Three hundred overseas-qualified teachers will be able to come to New Zealand under a new class border exception, the country’s education minister Chris Hipkins has announced.
“While the overall outlook for domestic teacher supply remains positive, I know that Early Childhood Education (ECE) services and schools continue to find certain locations and subjects difficult to recruit for,” the minister said.
“This will give principals and services additional support – especially for 2022 recruitment – and complement existing teacher supply initiatives.”
According to the New Zealand Ministry of Education, it will work with the education sector to ensure that ECE services and schools with the greatest recruitment needs get priority. It will thus invite applications for these teachers from September.
“Teachers who were already employed in New Zealand, but who left the country and were unable to return to their job due to the border closure may also be eligible,” Hipkins noted.
He added that a separate family reunification border exception is being created for the partners and dependent children of teachers who are already in the country on temporary visas.
“A lot of families were separated when border restrictions were put in place to protect New Zealand from Covid-19 and we know this has been hard for them. We’re pleased we’re at last able to reunite teachers with their families,” Hipkins said.
Teachers already in New Zealand will be able to request to bring in their partners and dependent children for the duration of their visa.
In February this year, Radio New Zealand reported a warning from Auckland school principals that the city’s ongoing shortage of secondary teachers was causing schools to make compromises or abandon some subjects altogether.
Secondary Principals’ Association President, Deidre Shea, who is Principal of Auckland’s Onehunga High School, said schools were already using unusual measures to cope with the shortage this year.

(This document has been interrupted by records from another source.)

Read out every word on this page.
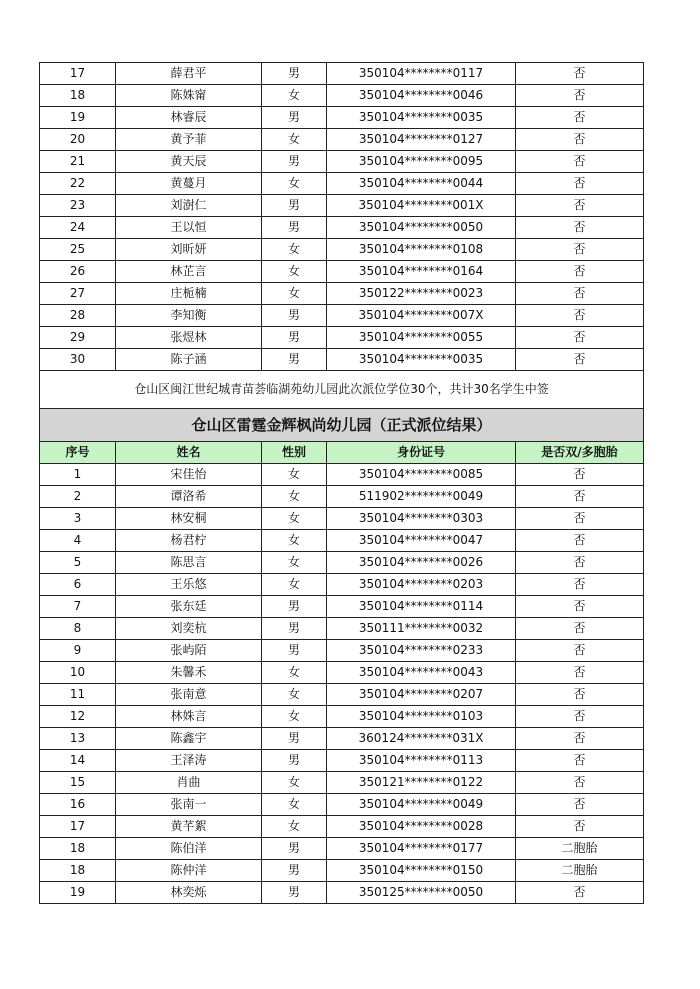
17	薛君平	男	350104********0117	否
18	陈姝甯	女	350104********0046	否
19	林睿辰	男	350104********0035	否
20	黄予菲	女	350104********0127	否
21	黄天辰	男	350104********0095	否
22	黄蔓月	女	350104********0044	否
23	刘澍仁	男	350104********001X	否
24	王以恒	男	350104********0050	否
25	刘昕妍	女	350104********0108	否
26	林芷言	女	350104********0164	否
27	庄栀楠	女	350122********0023	否
28	李知衡	男	350104********007X	否
29	张煜林	男	350104********0055	否
30	陈子涵	男	350104********0035	否
仓山区闽江世纪城青苗荟临湖苑幼儿园此次派位学位30个，共计30名学生中签				
仓山区雷霆金辉枫尚幼儿园（正式派位结果）				
序号	姓名	性别	身份证号	是否双/多胞胎
1	宋佳怡	女	350104********0085	否
2	谭洛希	女	511902********0049	否
3	林安桐	女	350104********0303	否
4	杨君柠	女	350104********0047	否
5	陈思言	女	350104********0026	否
6	王乐悠	女	350104********0203	否
7	张东廷	男	350104********0114	否
8	刘奕杭	男	350111********0032	否
9	张屿陌	男	350104********0233	否
10	朱馨禾	女	350104********0043	否
11	张南意	女	350104********0207	否
12	林姝言	女	350104********0103	否
13	陈鑫宇	男	360124********031X	否
14	王泽涛	男	350104********0113	否
15	肖曲	女	350121********0122	否
16	张南一	女	350104********0049	否
17	黄芊絮	女	350104********0028	否
18	陈伯洋	男	350104********0177	二胞胎
18	陈仲洋	男	350104********0150	二胞胎
19	林奕烁	男	350125********0050	否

“We can usually attract somebody either who had perhaps retired, or into teaching a subject that isn’t their specialty normally … that kind of thing to cover the shortfall. That’s the sort of thing you can do for a fixed period of time,” she told Radio New Zealand.
Shea added that such solutions were short-term, and things were likely to get worse when the borders reopened, allowing New Zealand teachers to go overseas and foreign students to return.